Amy H. Auchincloss, Ph.D., M.P.H., of Drexel University School of Public Health, Philadelphia, and colleagues studied 2,285 adults age 45 to 84 who were initially examined between 2000 and 2002. Study participants were from three of the sites in the Multi-Ethnic Study of Atherosclerosis (MESA) for which neighborhood level data were obtained: Baltimore; Forsyth County, N.C.; and New York City/Bronx. Blood glucose levels were obtained from study participants at baseline and at three follow-up examinations, during which other individual characteristics also were assessed (including diet, body mass index [BMI] and physical activity levels).

Measures of neighborhood resources were obtained from a separate assessment, the Community Survey, in which other residents of the same neighborhoods (defined as the area within a 20-minute walk or a mile from their homes) rated the suitability of their environment for physical activity and access to healthy foods. For instance, they were asked if it was pleasant or easy to walk in their neighborhood, and whether a large, high-quality selection of fruits, vegetables and other low-fat foods was available. Scores for physical activity and healthy foods were calculated for each neighborhood on scales of one to five (with five representing the healthiest areas).

Over a median (midpoint) of five years of follow-up, 233 of the 2,285 participants (10.2 percent) developed diabetes. Average neighborhood scores were 3.68 for physical activity and 3.36 for healthy foods.

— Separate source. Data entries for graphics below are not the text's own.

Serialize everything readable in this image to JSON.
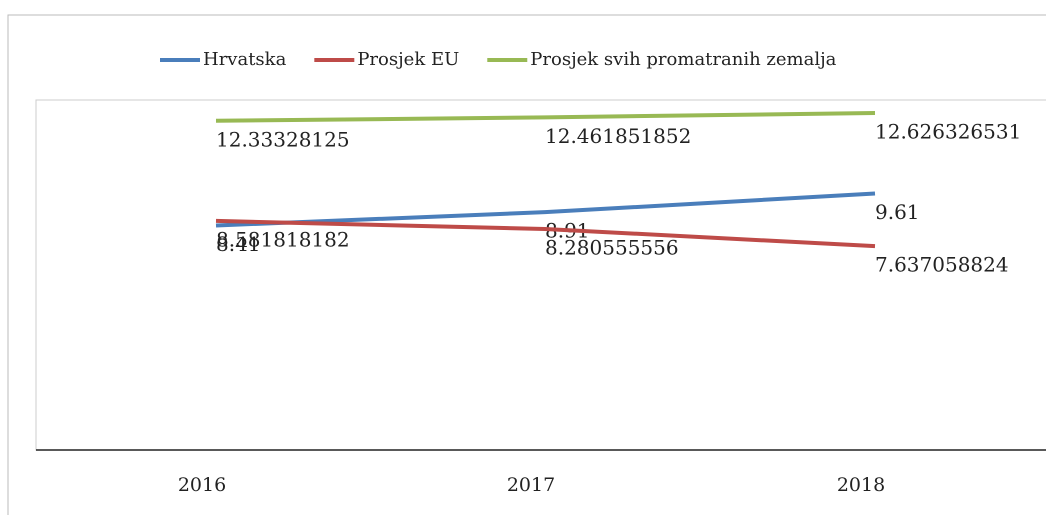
{
  "chart_data": {
    "type": "line",
    "categories": [
      "2016",
      "2017",
      "2018"
    ],
    "series": [
      {
        "name": "Hrvatska",
        "color": "#4a7ebb",
        "values": [
          8.41,
          8.91,
          9.61
        ]
      },
      {
        "name": "Prosjek EU",
        "color": "#be4b48",
        "values": [
          8.581818182,
          8.280555556,
          7.637058824
        ]
      },
      {
        "name": "Prosjek svih promatranih zemalja",
        "color": "#98b954",
        "values": [
          12.33328125,
          12.461851852,
          12.626326531
        ]
      }
    ],
    "ylim": [
      0,
      13
    ]
  }
}
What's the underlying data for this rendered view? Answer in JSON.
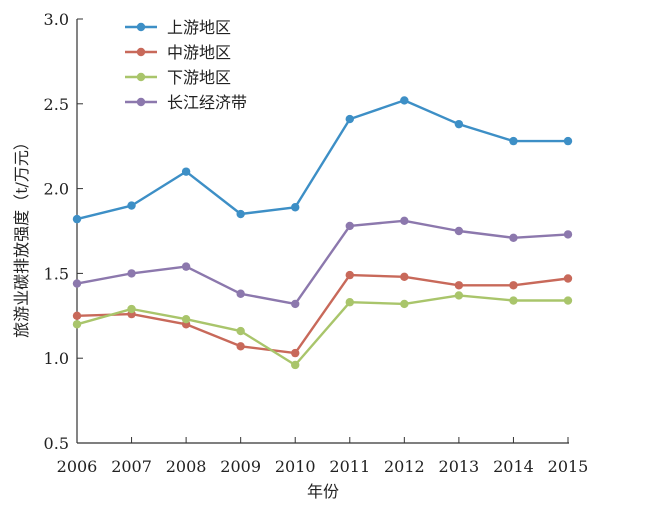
{
  "chart_data": {
    "type": "line",
    "title": "",
    "xlabel": "年份",
    "ylabel": "旅游业碳排放强度（t/万元）",
    "x": [
      "2006",
      "2007",
      "2008",
      "2009",
      "2010",
      "2011",
      "2012",
      "2013",
      "2014",
      "2015"
    ],
    "ylim": [
      0.5,
      3.0
    ],
    "yticks": [
      "0.5",
      "1.0",
      "1.5",
      "2.0",
      "2.5",
      "3.0"
    ],
    "grid": false,
    "legend_position": "top-left",
    "series": [
      {
        "name": "上游地区",
        "color": "#3d8fc6",
        "values": [
          1.82,
          1.9,
          2.1,
          1.85,
          1.89,
          2.41,
          2.52,
          2.38,
          2.28,
          2.28
        ]
      },
      {
        "name": "中游地区",
        "color": "#c8695a",
        "values": [
          1.25,
          1.26,
          1.2,
          1.07,
          1.03,
          1.49,
          1.48,
          1.43,
          1.43,
          1.47
        ]
      },
      {
        "name": "下游地区",
        "color": "#a9c56b",
        "values": [
          1.2,
          1.29,
          1.23,
          1.16,
          0.96,
          1.33,
          1.32,
          1.37,
          1.34,
          1.34
        ]
      },
      {
        "name": "长江经济带",
        "color": "#8c78ad",
        "values": [
          1.44,
          1.5,
          1.54,
          1.38,
          1.32,
          1.78,
          1.81,
          1.75,
          1.71,
          1.73
        ]
      }
    ]
  }
}
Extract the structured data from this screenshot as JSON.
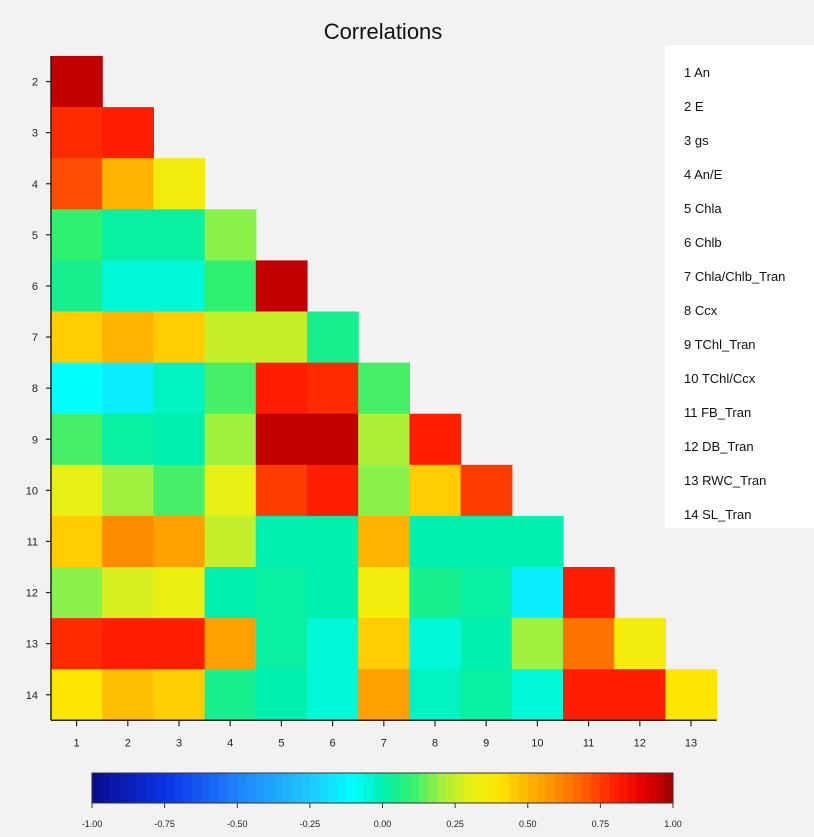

"Better neighborhood resources, determined by a combined score for physical activity and healthy foods, were associated with a 38 percent lower incidence of type 2 diabetes," the authors write. This was similar to the reduction in risk observed among individuals whose BMI was five points lower. "The association remained statistically significant after further adjustment for individual dietary factors, physical activity level and body mass index."

The increasing prevalence of type 2 diabetes in the past 30 years makes it urgent to identify environmental features that may mitigate risk, the authors conclude. "Current efforts to foster health-promoting environments include designing and modifying physical environments, such as zoning residential neighborhoods to require safe sidewalks, creating parks and attractive public green spaces and improving public transportation so that residents rely less on their cars; supporting fresh-food farmers' markets in low-income, urban neighborhoods; and assisting stores in those neighborhoods in improving their selection of healthy foods," they write.

"There is unlikely to be a panacea for the obesity epidemic and rising epidemic of type 2 diabetes. However, altering our environments so that healthier behaviors and lifestyles can be easily chosen may be one of the key steps in arresting and reversing these epidemics."